Большая литература - стр. 29
«Мишель, батюшка мой срочно увозит меня из Москвы. Тут сейчас неспокойно. С завтрева дня Ваш Император объявит войну Его Императорскому Величию Кайзеру Вильгельму. И как Вы знаете, мы…» И тут письмо оборвалось.
Утром завтрева дня поручик Мишель Мещерский срочно уехал, и вскорости в глупой штыковой атаке его закололи под Брестом…
Сентябрем восемнадцатого года Катрина по настоянию папеньки Ганса Христиановича вышла замуж за графа Отто Штауфенбурга. С коим вскорости разошлась еще до родов.
Июлем сорок первого года ее сына, лейтенанта вермахта Штауфенбурга, закололи в глупой штыковой атаке русских под Брестом. Его одного.
В нагрудном кармане мундира нашли письмо, начинавшееся словами: «Мein lieber Michael!»
Из романтического
Дрожки мягко катились по хрестоматийно-мягкой дорожной пыли. Сквозь ветви корабельных сосен, мечты Петра Первого, пробивались отдельные отчаянные лучи утопающего в уже загнивающем Западе Солнца.

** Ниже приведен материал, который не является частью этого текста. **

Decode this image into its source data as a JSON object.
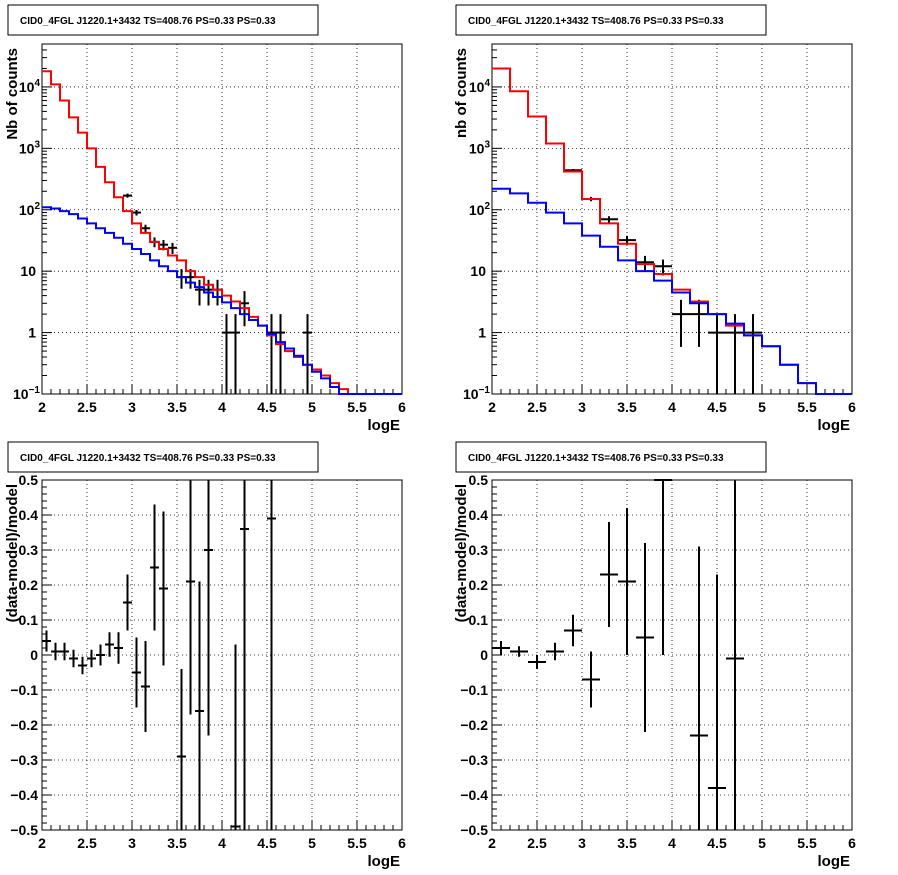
{
  "chart_data": [
    {
      "type": "histogram",
      "title": "CID0_4FGL J1220.1+3432 TS=408.76 PS=0.33 PS=0.33",
      "xlabel": "logE",
      "ylabel": "Nb of counts",
      "xlim": [
        2,
        6
      ],
      "ylim": [
        0.1,
        50000
      ],
      "yscale": "log",
      "grid": true,
      "x_ticks": [
        "2",
        "2.5",
        "3",
        "3.5",
        "4",
        "4.5",
        "5",
        "5.5",
        "6"
      ],
      "y_ticks": [
        {
          "value": 0.1,
          "label": "10",
          "exp": "−1"
        },
        {
          "value": 1,
          "label": "1",
          "exp": ""
        },
        {
          "value": 10,
          "label": "10",
          "exp": ""
        },
        {
          "value": 100,
          "label": "10",
          "exp": "2"
        },
        {
          "value": 1000,
          "label": "10",
          "exp": "3"
        },
        {
          "value": 10000,
          "label": "10",
          "exp": "4"
        }
      ],
      "bin_edges": [
        2.0,
        2.1,
        2.2,
        2.3,
        2.4,
        2.5,
        2.6,
        2.7,
        2.8,
        2.9,
        3.0,
        3.1,
        3.2,
        3.3,
        3.4,
        3.5,
        3.6,
        3.7,
        3.8,
        3.9,
        4.0,
        4.1,
        4.2,
        4.3,
        4.4,
        4.5,
        4.6,
        4.7,
        4.8,
        4.9,
        5.0,
        5.1,
        5.2,
        5.3,
        5.4,
        5.5,
        5.6,
        5.7,
        5.8,
        5.9,
        6.0
      ],
      "series": [
        {
          "color": "#000000",
          "kind": "points",
          "points": [
            {
              "x": 2.95,
              "y": 170
            },
            {
              "x": 3.05,
              "y": 90
            },
            {
              "x": 3.15,
              "y": 50
            },
            {
              "x": 3.25,
              "y": 30
            },
            {
              "x": 3.35,
              "y": 27
            },
            {
              "x": 3.45,
              "y": 24
            },
            {
              "x": 3.55,
              "y": 8
            },
            {
              "x": 3.65,
              "y": 8
            },
            {
              "x": 3.75,
              "y": 5
            },
            {
              "x": 3.85,
              "y": 5
            },
            {
              "x": 3.95,
              "y": 5
            },
            {
              "x": 4.05,
              "y": 1
            },
            {
              "x": 4.15,
              "y": 1
            },
            {
              "x": 4.25,
              "y": 3
            },
            {
              "x": 4.55,
              "y": 1
            },
            {
              "x": 4.65,
              "y": 1
            },
            {
              "x": 4.95,
              "y": 1
            }
          ]
        },
        {
          "color": "#ff0000",
          "kind": "step",
          "values": [
            18000,
            11000,
            6000,
            3200,
            1800,
            1000,
            500,
            280,
            160,
            95,
            60,
            42,
            30,
            23,
            18,
            15,
            10,
            8,
            6,
            5,
            4,
            3.2,
            2.5,
            1.8,
            1.3,
            0.9,
            0.65,
            0.5,
            0.4,
            0.3,
            0.25,
            0.2,
            0.15,
            0.12,
            0.1,
            0.1,
            0.1,
            0.1,
            0.1,
            0.1
          ]
        },
        {
          "color": "#0000ff",
          "kind": "step",
          "values": [
            110,
            105,
            95,
            85,
            72,
            60,
            50,
            42,
            35,
            28,
            23,
            19,
            15,
            12,
            10,
            8,
            6.5,
            5.5,
            4.5,
            3.8,
            3.1,
            2.5,
            2.0,
            1.6,
            1.3,
            0.95,
            0.7,
            0.55,
            0.42,
            0.3,
            0.23,
            0.18,
            0.13,
            0.1,
            0.1,
            0.1,
            0.1,
            0.1,
            0.1,
            0.1
          ]
        }
      ]
    },
    {
      "type": "histogram",
      "title": "CID0_4FGL J1220.1+3432 TS=408.76 PS=0.33 PS=0.33",
      "xlabel": "logE",
      "ylabel": "nb of counts",
      "xlim": [
        2,
        6
      ],
      "ylim": [
        0.1,
        50000
      ],
      "yscale": "log",
      "grid": true,
      "x_ticks": [
        "2",
        "2.5",
        "3",
        "3.5",
        "4",
        "4.5",
        "5",
        "5.5",
        "6"
      ],
      "y_ticks": [
        {
          "value": 0.1,
          "label": "10",
          "exp": "−1"
        },
        {
          "value": 1,
          "label": "1",
          "exp": ""
        },
        {
          "value": 10,
          "label": "10",
          "exp": ""
        },
        {
          "value": 100,
          "label": "10",
          "exp": "2"
        },
        {
          "value": 1000,
          "label": "10",
          "exp": "3"
        },
        {
          "value": 10000,
          "label": "10",
          "exp": "4"
        }
      ],
      "bin_edges": [
        2.0,
        2.2,
        2.4,
        2.6,
        2.8,
        3.0,
        3.2,
        3.4,
        3.6,
        3.8,
        4.0,
        4.2,
        4.4,
        4.6,
        4.8,
        5.0,
        5.2,
        5.4,
        5.6,
        5.8,
        6.0
      ],
      "series": [
        {
          "color": "#000000",
          "kind": "points",
          "points": [
            {
              "x": 2.9,
              "y": 440
            },
            {
              "x": 3.1,
              "y": 150
            },
            {
              "x": 3.3,
              "y": 70
            },
            {
              "x": 3.5,
              "y": 32
            },
            {
              "x": 3.7,
              "y": 14
            },
            {
              "x": 3.9,
              "y": 12
            },
            {
              "x": 4.1,
              "y": 2
            },
            {
              "x": 4.3,
              "y": 2
            },
            {
              "x": 4.5,
              "y": 1
            },
            {
              "x": 4.7,
              "y": 1
            },
            {
              "x": 4.9,
              "y": 1
            }
          ]
        },
        {
          "color": "#ff0000",
          "kind": "step",
          "values": [
            20000,
            8500,
            3300,
            1200,
            420,
            150,
            60,
            28,
            13,
            9,
            5,
            3.2,
            2.0,
            1.3,
            0.9,
            0.6,
            0.3,
            0.15,
            0.1,
            0.1
          ]
        },
        {
          "color": "#0000ff",
          "kind": "step",
          "values": [
            220,
            185,
            130,
            90,
            60,
            38,
            25,
            15,
            10,
            7,
            4.5,
            3.0,
            2.0,
            1.4,
            0.9,
            0.6,
            0.3,
            0.15,
            0.1,
            0.1
          ]
        }
      ]
    },
    {
      "type": "scatter",
      "title": "CID0_4FGL J1220.1+3432 TS=408.76 PS=0.33 PS=0.33",
      "xlabel": "logE",
      "ylabel": "(data-model)/model",
      "xlim": [
        2,
        6
      ],
      "ylim": [
        -0.5,
        0.5
      ],
      "yscale": "linear",
      "grid": true,
      "x_ticks": [
        "2",
        "2.5",
        "3",
        "3.5",
        "4",
        "4.5",
        "5",
        "5.5",
        "6"
      ],
      "y_ticks": [
        "−0.5",
        "−0.4",
        "−0.3",
        "−0.2",
        "−0.1",
        "0",
        "0.1",
        "0.2",
        "0.3",
        "0.4",
        "0.5"
      ],
      "series": [
        {
          "color": "#000000",
          "kind": "errorbars",
          "x_halfwidth": 0.05,
          "points": [
            {
              "x": 2.05,
              "y": 0.04,
              "err": 0.03
            },
            {
              "x": 2.15,
              "y": 0.01,
              "err": 0.025
            },
            {
              "x": 2.25,
              "y": 0.01,
              "err": 0.025
            },
            {
              "x": 2.35,
              "y": -0.01,
              "err": 0.025
            },
            {
              "x": 2.45,
              "y": -0.03,
              "err": 0.025
            },
            {
              "x": 2.55,
              "y": -0.01,
              "err": 0.025
            },
            {
              "x": 2.65,
              "y": 0.0,
              "err": 0.03
            },
            {
              "x": 2.75,
              "y": 0.03,
              "err": 0.035
            },
            {
              "x": 2.85,
              "y": 0.02,
              "err": 0.045
            },
            {
              "x": 2.95,
              "y": 0.15,
              "err": 0.08
            },
            {
              "x": 3.05,
              "y": -0.05,
              "err": 0.1
            },
            {
              "x": 3.15,
              "y": -0.09,
              "err": 0.13
            },
            {
              "x": 3.25,
              "y": 0.25,
              "err": 0.18
            },
            {
              "x": 3.35,
              "y": 0.19,
              "err": 0.22
            },
            {
              "x": 3.55,
              "y": -0.29,
              "err": 0.25
            },
            {
              "x": 3.65,
              "y": 0.21,
              "err": 0.38
            },
            {
              "x": 3.75,
              "y": -0.16,
              "err": 0.37
            },
            {
              "x": 3.85,
              "y": 0.3,
              "err": 0.53
            },
            {
              "x": 4.15,
              "y": -0.49,
              "err": 0.52
            },
            {
              "x": 4.25,
              "y": 0.36,
              "err": 0.9
            },
            {
              "x": 4.55,
              "y": 0.39,
              "err": 1.3
            }
          ]
        }
      ]
    },
    {
      "type": "scatter",
      "title": "CID0_4FGL J1220.1+3432 TS=408.76 PS=0.33 PS=0.33",
      "xlabel": "logE",
      "ylabel": "(data-model)/model",
      "xlim": [
        2,
        6
      ],
      "ylim": [
        -0.5,
        0.5
      ],
      "yscale": "linear",
      "grid": true,
      "x_ticks": [
        "2",
        "2.5",
        "3",
        "3.5",
        "4",
        "4.5",
        "5",
        "5.5",
        "6"
      ],
      "y_ticks": [
        "−0.5",
        "−0.4",
        "−0.3",
        "−0.2",
        "−0.1",
        "0",
        "0.1",
        "0.2",
        "0.3",
        "0.4",
        "0.5"
      ],
      "series": [
        {
          "color": "#000000",
          "kind": "errorbars",
          "x_halfwidth": 0.1,
          "points": [
            {
              "x": 2.1,
              "y": 0.02,
              "err": 0.02
            },
            {
              "x": 2.3,
              "y": 0.01,
              "err": 0.015
            },
            {
              "x": 2.5,
              "y": -0.02,
              "err": 0.02
            },
            {
              "x": 2.7,
              "y": 0.01,
              "err": 0.025
            },
            {
              "x": 2.9,
              "y": 0.07,
              "err": 0.045
            },
            {
              "x": 3.1,
              "y": -0.07,
              "err": 0.08
            },
            {
              "x": 3.3,
              "y": 0.23,
              "err": 0.15
            },
            {
              "x": 3.5,
              "y": 0.21,
              "err": 0.21
            },
            {
              "x": 3.7,
              "y": 0.05,
              "err": 0.27
            },
            {
              "x": 3.9,
              "y": 0.5,
              "err": 0.5
            },
            {
              "x": 4.3,
              "y": -0.23,
              "err": 0.54
            },
            {
              "x": 4.5,
              "y": -0.38,
              "err": 0.61
            },
            {
              "x": 4.7,
              "y": -0.01,
              "err": 1.0
            }
          ]
        }
      ]
    }
  ]
}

А где-то там, пока еще за горизонтом, уже подтягивал ремень на гимнастерке зарождающийся молодой месяц…
Я ехал в поместье отставного корнета Николая Семеновича Забобруйского, дабы попросить у него руки его дочери Антонины Николаевны, вдовы отставного поручика Семена Михайловича Забубенного, по ошибке затравленного на охоте собственными собаками вместо кабана. Дама она была весьма привлекательной, к тому же со средствами, способными поправить дела в моих пошатнувшихся делах. Любовь?.. Не знаю… По-моему – это выдумки праздного ума столичных поэтов и скучный морок для неискушенных душ провинциальных девиц. А я…

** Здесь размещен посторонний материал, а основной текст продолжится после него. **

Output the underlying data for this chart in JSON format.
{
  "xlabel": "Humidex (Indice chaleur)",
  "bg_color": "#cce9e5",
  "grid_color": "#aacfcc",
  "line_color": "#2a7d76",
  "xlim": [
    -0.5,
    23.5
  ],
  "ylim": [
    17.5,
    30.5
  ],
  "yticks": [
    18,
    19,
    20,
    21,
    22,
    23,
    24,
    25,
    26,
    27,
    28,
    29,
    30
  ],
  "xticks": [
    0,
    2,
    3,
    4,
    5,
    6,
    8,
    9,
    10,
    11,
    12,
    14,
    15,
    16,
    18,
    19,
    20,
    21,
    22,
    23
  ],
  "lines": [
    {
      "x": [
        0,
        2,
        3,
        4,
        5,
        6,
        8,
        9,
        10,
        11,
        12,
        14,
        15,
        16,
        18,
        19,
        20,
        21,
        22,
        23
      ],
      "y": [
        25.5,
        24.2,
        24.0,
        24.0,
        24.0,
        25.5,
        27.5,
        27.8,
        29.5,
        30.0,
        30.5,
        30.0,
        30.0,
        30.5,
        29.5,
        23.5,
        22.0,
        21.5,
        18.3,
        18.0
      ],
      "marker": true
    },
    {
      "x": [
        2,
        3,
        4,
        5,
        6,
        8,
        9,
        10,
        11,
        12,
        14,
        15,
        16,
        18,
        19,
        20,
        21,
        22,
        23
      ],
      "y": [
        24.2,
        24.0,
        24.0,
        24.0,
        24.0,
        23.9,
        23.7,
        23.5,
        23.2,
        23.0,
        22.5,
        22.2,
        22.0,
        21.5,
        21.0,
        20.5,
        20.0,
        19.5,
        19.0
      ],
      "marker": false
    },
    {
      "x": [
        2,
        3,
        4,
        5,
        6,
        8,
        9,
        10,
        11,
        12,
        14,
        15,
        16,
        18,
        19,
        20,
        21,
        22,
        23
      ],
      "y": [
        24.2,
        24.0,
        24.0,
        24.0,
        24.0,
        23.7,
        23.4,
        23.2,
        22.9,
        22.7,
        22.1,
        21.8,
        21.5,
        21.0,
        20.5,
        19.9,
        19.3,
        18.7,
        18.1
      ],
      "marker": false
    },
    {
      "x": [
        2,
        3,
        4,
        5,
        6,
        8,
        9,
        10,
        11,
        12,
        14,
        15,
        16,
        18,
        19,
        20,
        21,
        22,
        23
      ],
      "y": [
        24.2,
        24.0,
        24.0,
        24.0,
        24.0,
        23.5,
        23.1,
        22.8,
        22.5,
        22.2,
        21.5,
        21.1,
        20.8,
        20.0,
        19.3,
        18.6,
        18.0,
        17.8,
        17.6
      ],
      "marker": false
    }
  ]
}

И тут из-за поворота на вороном, практически белоснежном, коне выскочила всадница с персиком, обдала меня легким запахом восьмимартовской мимозы и легкой, ничего не значащей, улыбкой слегка поюневшей Моны Лизы (Джоконды)…
И я развернул дрожки…
И вот уже много лет я мчусь за этим легким запахом мимозы и легкой, ничего не значащей, улыбкой…
На хрена, спрашивается…
Если я терпеть не могу персики…
Воспоминание
Хочу рассказать о своей дружбе с Владимиром Высоцким, с которым не был знаком, и о своем вкладе в его творчество, благодаря которому (я имею в виду вклад) он стал Владимиром Семеновичем.
В конце пятидесятых Вовка написал свои первые несовершенные стихи. Я понял, что должен помочь ему как художник – художнику. Чтобы быть объективным, стихов я не читал, но жестоко раскритиковал их в газете «Литературный листок». «Нет, господин Высоцкий» называлась рецензия. Меня приняли в Союз писателей.
Когда Володя записал свою первую песню на магнитофонную ленту, я в газете «Культура в жизни» сравнил его с Окуджавой. Что по тем временам приравнивалось к грабежу со взломом. Эта моя дружеская поддержка оставила Володю практически без работы и без куска хлеба. Что необходимо каждому художнику. Ибо сытое брюхо к творенью глухо. Поэтому, и только поэтому, я наступил на горло Володиной песне.